Авторитеты постмодернизма
считали, что содержание, вложенное в произведение искусства автором -
фикция. На самом деле оно содержит лишь то, что мы в него вкладываем, и
читается так, как мы его прочитываем. Поэтому, в принципе, не бывает
творений великих или бездарных по своей природе, мы просто придаем им
этот ранг в силу своего нынешнего понимания.
Упомянутые
авторитеты уже большей частью завершили свой земной срок, но выданная
ими индульгенция на реинтерпретацию остается соблазном и поныне.
Поэтому я хочу привести пример победы шедевра над толкованием, чтобы
показать, что все не так просто.
Недавно мне случилось
посмотреть «Гамлета», поставленного Вашингтонским Шекспировским
театром. Если бы спектакль был чуть побездарнее, то и разговора бы не
случилось, но в данном случае и актеры, и режиссер были вполне
профессиональны. Режиссер, однако, поставил себе задачу победить
Шекспира и потерпел поражение.
Его идея была понятна с первой же
сцены: «Гамлета», одну из самых серьезных и глубоких трагедий, он
попытался представить как мрачный фарс с современными атрибутами.
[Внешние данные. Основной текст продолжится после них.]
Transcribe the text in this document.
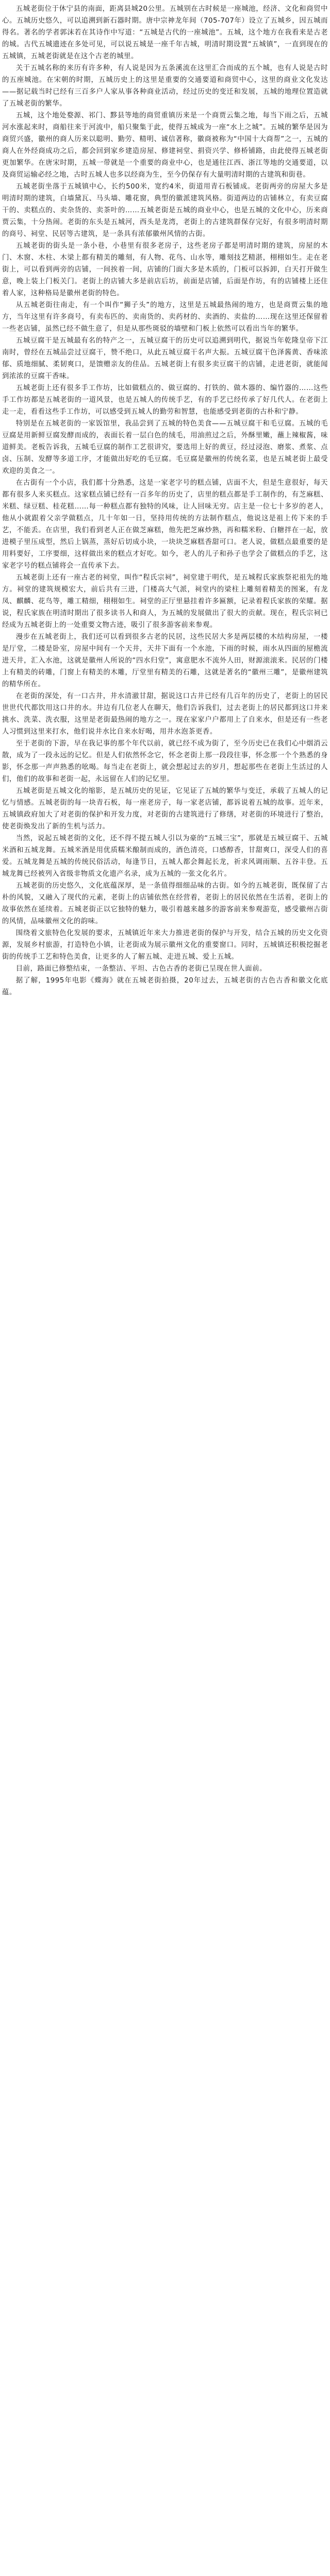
五城老街位于休宁县的南面，距离县城20公里。五城别在古时候是一座城池，经济、文化和商贸中心。五城历史悠久，可以追溯到新石器时期。唐中宗神龙年间（705-707年）设立了五城乡，因五城而得名。著名的学者郭沫若在其诗作中写道：“五城是古代的一座城池”。五城，这个地方在我看来是古老的城。古代五城遗迹在多处可见，可以说五城是一座千年古城，明清时期设置“五城镇”，一直到现在的五城镇，五城老街就是在这个古老的城里。

关于五城名称的来历有许多种，有人说是因为五条溪流在这里汇合而成的五个城，也有人说是古时的五座城池。在宋朝的时期，五城历史上的这里是重要的交通要道和商贸中心，这里的商业文化发达——据记载当时已经有三百多户人家从事各种商业活动，经过历史的变迁和发展，五城的地理位置造就了五城老街的繁华。

五城，这个地处婺源、祁门、黟县等地的商贸重镇历来是一个商贾云集之地，每当下雨之后，五城河水涨起来时，商船往来于河流中，船只聚集于此，使得五城成为一座“水上之城”。五城的繁华是因为商贸兴盛，徽州的商人历来以聪明、勤劳、精明、诚信著称，徽商被称为“中国十大商帮”之一，五城的商人在外经商成功之后，都会回到家乡建造房屋、修建祠堂、捐资兴学、修桥铺路，由此使得五城老街更加繁华。在唐宋时期，五城一带就是一个重要的商业中心，也是通往江西、浙江等地的交通要道，以及商贸运输必经之地，古时五城人也多以经商为生，至今仍保存有大量明清时期的古建筑和街巷。

五城老街坐落于五城镇中心，长约500米，宽约4米，街道用青石板铺成。老街两旁的房屋大多是明清时期的建筑，白墙黛瓦、马头墙、雕花窗，典型的徽派建筑风格。街道两边的店铺林立，有卖豆腐干的、卖糕点的、卖杂货的、卖茶叶的……五城老街是五城的商业中心，也是五城的文化中心，历来商贾云集，十分热闹。老街的东头是五城河，西头是龙湾，老街上的古建筑群保存完好，有很多明清时期的商号、祠堂、民居等古建筑，是一条具有浓郁徽州风情的古街。

五城老街的街头是一条小巷，小巷里有很多老房子，这些老房子都是明清时期的建筑，房屋的木门、木窗、木柱、木梁上都有精美的雕刻，有人物、花鸟、山水等，雕刻技艺精湛，栩栩如生。走在老街上，可以看到两旁的店铺，一间挨着一间，店铺的门面大多是木质的，门板可以拆卸，白天打开做生意，晚上装上门板关门。老街上的店铺大多是前店后坊，前面是店铺，后面是作坊，有的店铺楼上还住着人家，这种格局是徽州老街的特色。

从五城老街往南走，有一个叫作“狮子头”的地方，这里是五城最热闹的地方，也是商贾云集的地方，当年这里有许多商号，有卖布匹的、卖南货的、卖药材的、卖酒的、卖盐的……现在这里还保留着一些老店铺，虽然已经不做生意了，但是从那些斑驳的墙壁和门板上依然可以看出当年的繁华。

五城豆腐干是五城最有名的特产之一，五城豆腐干的历史可以追溯到明代，据说当年乾隆皇帝下江南时，曾经在五城品尝过豆腐干，赞不绝口，从此五城豆腐干名声大振。五城豆腐干色泽酱黄、香味浓郁、质地细腻、柔韧爽口，是馈赠亲友的佳品。五城老街上有很多卖豆腐干的店铺，走进老街，就能闻到浓浓的豆腐干香味。

五城老街上还有很多手工作坊，比如做糕点的、做豆腐的、打铁的、做木器的、编竹器的……这些手工作坊都是五城老街的一道风景，也是五城人的传统手艺，有的手艺已经传承了好几代人。在老街上走一走，看看这些手工作坊，可以感受到五城人的勤劳和智慧，也能感受到老街的古朴和宁静。

特别是在五城老街的一家饭馆里，我品尝到了五城的特色美食——五城豆腐干和毛豆腐。五城的毛豆腐是用新鲜豆腐发酵而成的，表面长着一层白色的绒毛，用油煎过之后，外酥里嫩，蘸上辣椒酱，味道鲜美。老板告诉我，五城毛豆腐的制作工艺很讲究，要选用上好的黄豆，经过浸泡、磨浆、煮浆、点卤、压制、发酵等多道工序，才能做出好吃的毛豆腐。毛豆腐是徽州的传统名菜，也是五城老街上最受欢迎的美食之一。

在古街有一个小店，我们都十分熟悉，这是一家老字号的糕点铺，店面不大，但是生意很好，每天都有很多人来买糕点。这家糕点铺已经有一百多年的历史了，店里的糕点都是手工制作的，有芝麻糕、米糕、绿豆糕、桂花糕……每一种糕点都有独特的风味，让人回味无穷。店主是一位七十多岁的老人，他从小就跟着父亲学做糕点，几十年如一日，坚持用传统的方法制作糕点，他说这是祖上传下来的手艺，不能丢。在店里，我们看到老人正在做芝麻糕，他先把芝麻炒熟，再和糯米粉、白糖拌在一起，放进模子里压成型，然后上锅蒸，蒸好后切成小块，一块块芝麻糕香甜可口。老人说，做糕点最重要的是用料要好，工序要细，这样做出来的糕点才好吃。如今，老人的儿子和孙子也学会了做糕点的手艺，这家老字号的糕点铺将会一直传承下去。

五城老街上还有一座古老的祠堂，叫作“程氏宗祠”，祠堂建于明代，是五城程氏家族祭祀祖先的地方。祠堂的建筑规模宏大，前后共有三进，门楼高大气派，祠堂内的梁柱上雕刻着精美的图案，有龙凤、麒麟、花鸟等，雕工精细，栩栩如生。祠堂的正厅里悬挂着许多匾额，记录着程氏家族的荣耀。据说，程氏家族在明清时期出了很多读书人和商人，为五城的发展做出了很大的贡献。现在，程氏宗祠已经成为五城老街上的一处重要文物古迹，吸引了很多游客前来参观。

漫步在五城老街上，我们还可以看到很多古老的民居，这些民居大多是两层楼的木结构房屋，一楼是厅堂，二楼是卧室，房屋中间有一个天井，天井下面有一个水池，下雨的时候，雨水从四面的屋檐流进天井，汇入水池，这就是徽州人所说的“四水归堂”，寓意肥水不流外人田，财源滚滚来。民居的门楼上有精美的砖雕，门窗上有精美的木雕，厅堂里有精美的石雕，这就是著名的“徽州三雕”，是徽州建筑的精华所在。

在老街的深处，有一口古井，井水清澈甘甜，据说这口古井已经有几百年的历史了，老街上的居民世世代代都饮用这口井的水。井边有几位老人在聊天，他们告诉我们，过去老街上的居民都到这口井来挑水、洗菜、洗衣服，这里是老街最热闹的地方之一。现在家家户户都用上了自来水，但是还有一些老人习惯到这里来打水，他们说井水比自来水好喝，用井水泡茶更香。

至于老街的下游，早在我记事的那个年代以前，就已经不成为街了，至今历史已在我们心中烟消云散，成为了一段永远的记忆。但是人们依然怀念它，怀念老街上那一段段往事，怀念那一个个熟悉的身影，怀念那一声声熟悉的吆喝。每当走在老街上，就会想起过去的岁月，想起那些在老街上生活过的人们，他们的故事和老街一起，永远留在人们的记忆里。

五城老街是五城文化的缩影，是五城历史的见证，它见证了五城的繁华与变迁，承载了五城人的记忆与情感。五城老街的每一块青石板，每一座老房子，每一家老店铺，都诉说着五城的故事。近年来，五城镇政府加大了对老街的保护和开发力度，对老街的古建筑进行了修缮，对老街的环境进行了整治，使老街焕发出了新的生机与活力。

当然，说起五城老街的文化，还不得不提五城人引以为豪的“五城三宝”，那就是五城豆腐干、五城米酒和五城龙舞。五城米酒是用优质糯米酿制而成的，酒色清亮，口感醇香，甘甜爽口，深受人们的喜爱。五城龙舞是五城的传统民俗活动，每逢节日，五城人都会舞起长龙，祈求风调雨顺、五谷丰登。五城龙舞已经被列入省级非物质文化遗产名录，成为五城的一张文化名片。

五城老街的历史悠久，文化底蕴深厚，是一条值得细细品味的古街。如今的五城老街，既保留了古朴的风貌，又融入了现代的元素，老街上的店铺依然在经营着，老街上的居民依然在生活着，老街上的故事依然在延续着。五城老街正以它独特的魅力，吸引着越来越多的游客前来参观游览，感受徽州古街的风情，品味徽州文化的韵味。

围绕着文旅特色化发展的要求，五城镇近年来大力推进老街的保护与开发，结合五城的历史文化资源，发展乡村旅游，打造特色小镇，让老街成为展示徽州文化的重要窗口。同时，五城镇还积极挖掘老街的传统手工艺和特色美食，让更多的人了解五城、走进五城、爱上五城。

目前，路面已修整结束，一条整洁、平坦、古色古香的老街已呈现在世人面前。

据了解，1995年电影《蝶海》就在五城老街拍摄，20年过去，五城老街的古色古香和徽文化底蕴。
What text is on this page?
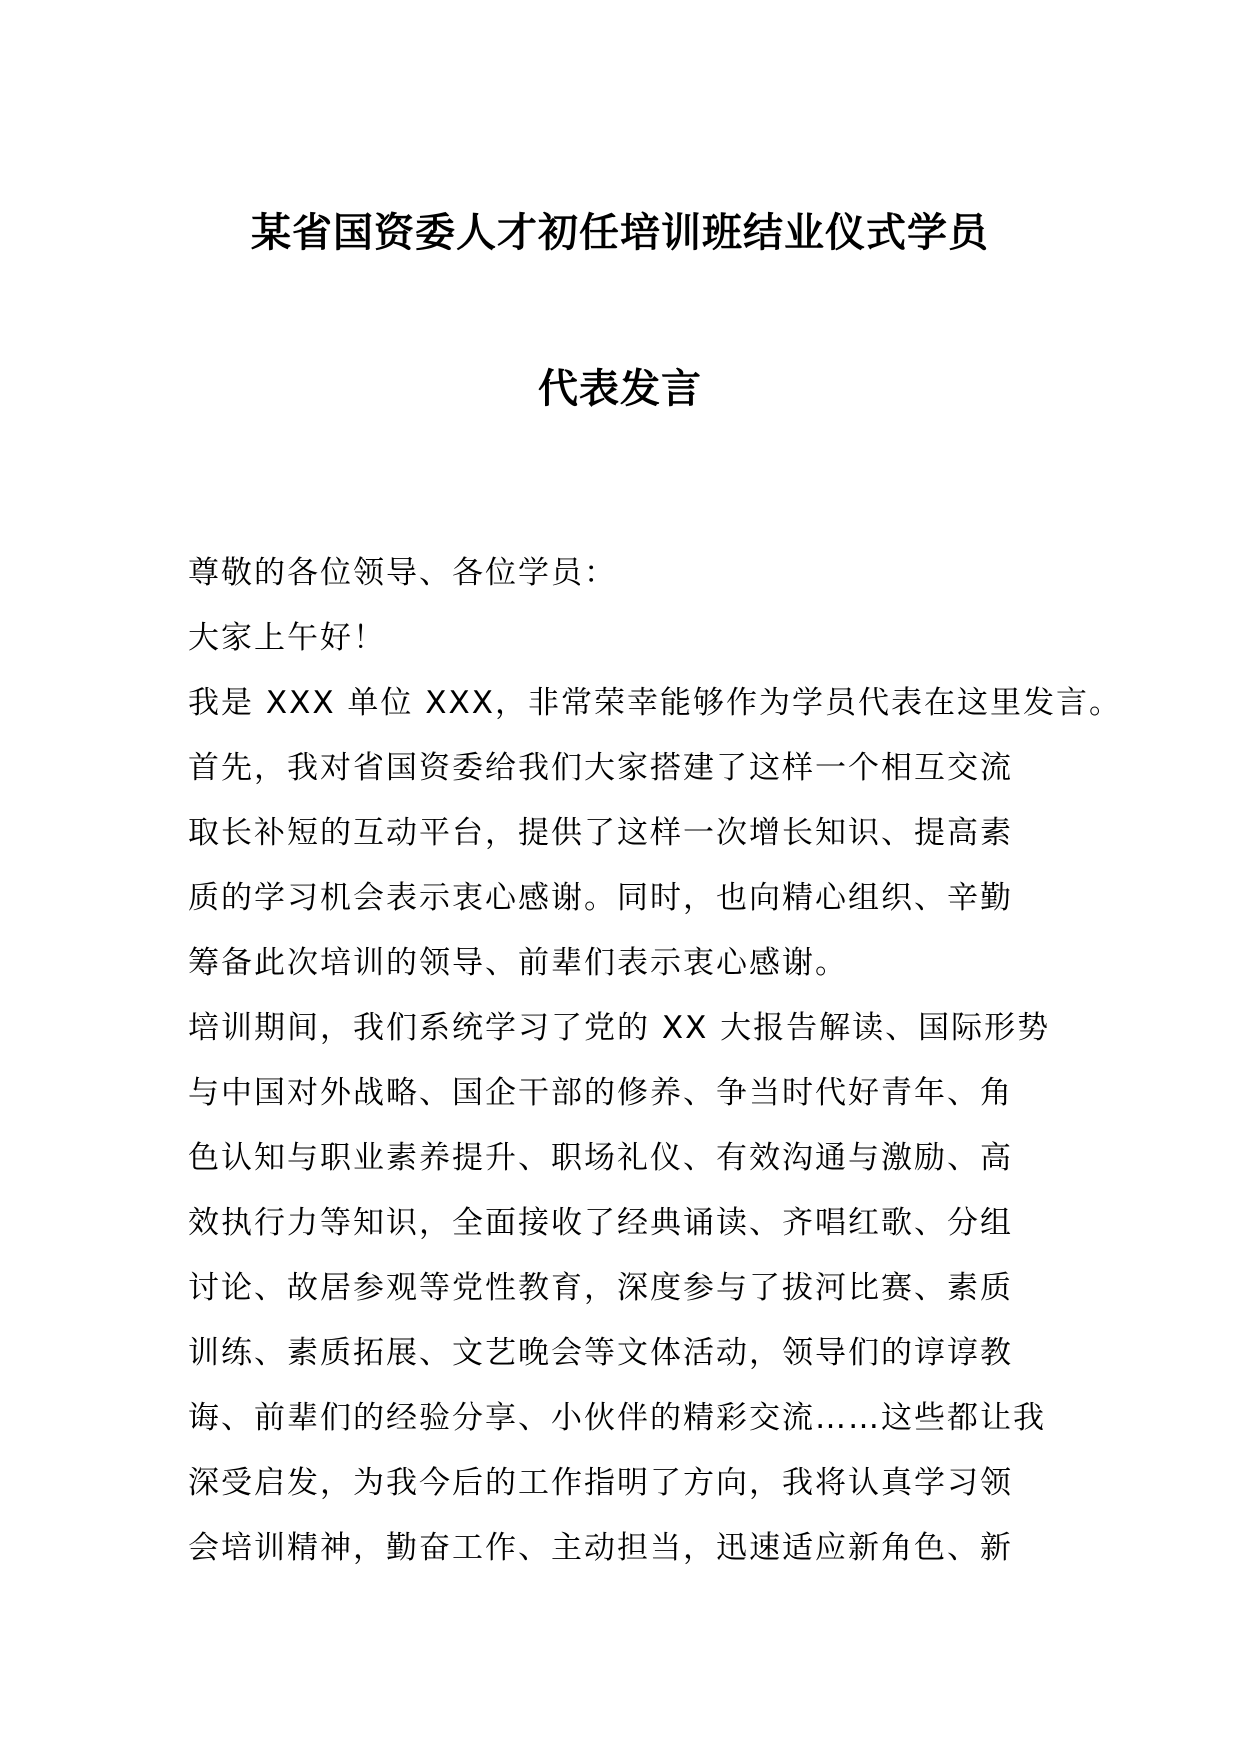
某省国资委人才初任培训班结业仪式学员
代表发言
尊敬的各位领导、各位学员：
大家上午好！
我是 XXX 单位 XXX，非常荣幸能够作为学员代表在这里发言。
首先，我对省国资委给我们大家搭建了这样一个相互交流
取长补短的互动平台，提供了这样一次增长知识、提高素
质的学习机会表示衷心感谢。同时，也向精心组织、辛勤
筹备此次培训的领导、前辈们表示衷心感谢。
培训期间，我们系统学习了党的 XX 大报告解读、国际形势
与中国对外战略、国企干部的修养、争当时代好青年、角
色认知与职业素养提升、职场礼仪、有效沟通与激励、高
效执行力等知识，全面接收了经典诵读、齐唱红歌、分组
讨论、故居参观等党性教育，深度参与了拔河比赛、素质
训练、素质拓展、文艺晚会等文体活动，领导们的谆谆教
诲、前辈们的经验分享、小伙伴的精彩交流……这些都让我
深受启发，为我今后的工作指明了方向，我将认真学习领
会培训精神，勤奋工作、主动担当，迅速适应新角色、新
Актеры были одеты в обычные костюмы, Розенкранца и Гильденстерна
снабдили диктофонами для подслушивания, Гамлет предстал взъерошенным
панком, швыряющим рюкзак с антресолей, а Офелия порхала по сцене под
неслышную музыку своего айпода.
В принципе такие вещи меня не
обязательно шокируют, но здесь перенос сюжета был не просто в другую
эпоху, а в такую, в которой он принципиально невозможен. Интерпретация
режиссера должна была сломаться, и я даже примерно подозревал, в какой
точке это произойдет.
Были, конечно, просто нелепые моменты.
Когда Гамлет просит своих друзей поклясться на его мече, что они будут
хранить молчание, меча у него, естественно, нет, есть только финский
нож. Ладно, на то он и фарс. Пришлось также изменить некоторые слова -
Офелия, описывая отцу безумие Гамлета, перечисляет современные предметы
его туалета: брюки и пиджак, хотя никакого пиджака на Гамлете нет.
Хуже, что Гильденстерн с Розенкранцем изначально представлены стукачами
и паяцами, и последующее их убийство Гамлетом теряет всю свою
шокирующую бездушную расчетливость - так им и надо.
Но где-то
примерно с середины, когда безумие, раскаяние и предчувствие триумфа
смерти захлестнуло сцену, актеров как подменили - они стали играть
трагедию, известную всем с юности, в которую не втиснешь вымученной
идеи, и играть хорошо. Даже та забавная деталь, что эти современные
студенты сражались и убивали друг друга рапирами, уже не испортила
восприятия. Не удалось вразумить только Офелию с айподом, которая, не
вписавшись в крутой разворот, превратилась в крикливую истеричку.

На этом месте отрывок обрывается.